Staines has nearly 20 years of experience in digital advertising. He’s fallen in love with the industry by witnessing the growth of its “sharing economy”.
“At the end of the day, innovation is led by humans. The day humans become less important in the process is the day I leave the industry.”
PA.O: What in the programmatic space is best left to humans versus delegated to a machine?
Rupert Staines: Automation exists solely for the purpose of executing the simple or more repetitive actions needed to use programmatic effectively. You need emotion in order to ensure that there is a logic applied to the world of media and marketing messaging. You are trying to match human behavior, and that requires a lot of human touch. I would argue that today a huge number of marketers are highly skilled in understanding data.
PA.O: Would you say that humans are necessary for learning how to quantify behaviors?
Rupert Staines: The human role is to understand human behavior in a way that can be translated into technical metrics for programs and machines to understand. I don’t see how you are going to be able to bring the quantitative piece to our marketing ecosystem simply by machine.
You have to teach the machine how to not think like a robot, but like a human, and that requires a whole lot.
Marketers need to focus on how elements from the human world can be recreated in a piece of data and vice versa.
The day machines fully understand human behavior is when marketing turns upside down. I hope it never happens in the industry.
The most important part of understanding marketing is understanding human behavior. Humans are best at understanding human behavior, not machines.
It’s clear that technology can be very clever, but keep in mind that humans built it.
PA.O: Often agencies and advertisers operate under the assumption that programmatic does not require attentive, hands-on guidance from humans. Do you believe programmatic is broken since it lacks human management?
Rupert Staines: No, I don’t think programmatic is broken. People just say programmatic is broken when they are misguided — believing that they can just flip a switch and easily operate these systems themselves.
Programmatic is not simple. That’s why it requires the human resource.
However, you can use it simply if all you want to do is throw a pixel on your website. But this is a very short-term solution. It is not going to drive campaigns anywhere near the expectations that clients have.
A purist self-serve system today does not exist and frankly, cannot exist because of the human element that we just discussed. We know of clients that will knock down a door to get to the technology. Behind the scenes, they quickly recognize they need a huge amount of human resources to use the technology intelligently.

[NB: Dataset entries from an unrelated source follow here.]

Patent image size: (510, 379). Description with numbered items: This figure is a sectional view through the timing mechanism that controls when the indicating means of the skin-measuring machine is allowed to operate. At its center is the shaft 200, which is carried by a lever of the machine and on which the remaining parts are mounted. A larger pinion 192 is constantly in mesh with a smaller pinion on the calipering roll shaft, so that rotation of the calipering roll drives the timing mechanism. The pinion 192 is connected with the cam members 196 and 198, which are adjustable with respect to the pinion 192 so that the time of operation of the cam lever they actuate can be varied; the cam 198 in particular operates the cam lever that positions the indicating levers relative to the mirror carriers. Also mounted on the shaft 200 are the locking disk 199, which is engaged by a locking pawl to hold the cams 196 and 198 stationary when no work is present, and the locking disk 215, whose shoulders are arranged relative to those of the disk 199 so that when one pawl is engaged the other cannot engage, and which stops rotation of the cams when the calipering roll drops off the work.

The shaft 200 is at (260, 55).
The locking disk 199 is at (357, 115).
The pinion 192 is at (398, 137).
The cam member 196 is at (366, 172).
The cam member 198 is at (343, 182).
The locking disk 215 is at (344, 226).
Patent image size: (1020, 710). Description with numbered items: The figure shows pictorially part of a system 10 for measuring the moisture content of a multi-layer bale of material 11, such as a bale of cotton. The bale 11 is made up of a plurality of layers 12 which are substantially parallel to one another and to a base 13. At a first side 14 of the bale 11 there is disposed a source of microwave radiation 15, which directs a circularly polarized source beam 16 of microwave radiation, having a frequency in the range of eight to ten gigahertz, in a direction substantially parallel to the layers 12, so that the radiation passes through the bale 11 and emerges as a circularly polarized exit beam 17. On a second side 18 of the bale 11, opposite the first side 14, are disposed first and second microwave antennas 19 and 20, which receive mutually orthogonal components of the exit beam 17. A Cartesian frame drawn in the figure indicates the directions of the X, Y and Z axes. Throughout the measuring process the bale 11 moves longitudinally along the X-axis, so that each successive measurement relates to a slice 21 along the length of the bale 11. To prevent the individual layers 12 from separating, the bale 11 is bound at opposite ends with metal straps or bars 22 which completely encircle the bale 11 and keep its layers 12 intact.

We are moving to a hybrid model as an industry where programmatic and technology become smarter, enabling the human component of managing programmatic to become even more intelligent.
The technology doesn’t make programmatic smart, but the human decision-making — understanding the data that you have and what you need in order to fuel your particular goals — does.
PA.O: What is on the horizon for programmatic and sports on mobile devices?
Rupert Staines: The power of mobile is location – the ability to understand where human beings are, what they are doing and what state of emotion they are in at this point of time. What comes next is the ability to then apply intelligence to messaging and greet users in a way that is appropriate for them.
Imagine standing in the shopping area where these beautiful Rolex watches are on display and getting a voucher sent to your phone. That’s where it starts to get cool – the mission impossible moment.
Sports lends itself extremely well to real-time messaging. The stadium holds a captive audience. At home, serious fans are in front of the TV set. There are so many great moments to capture, infuse and excite users with well-targeted creative.
At the end of the day, innovation is led by humans. The day humans become less important in the process is the day I would have left the industry.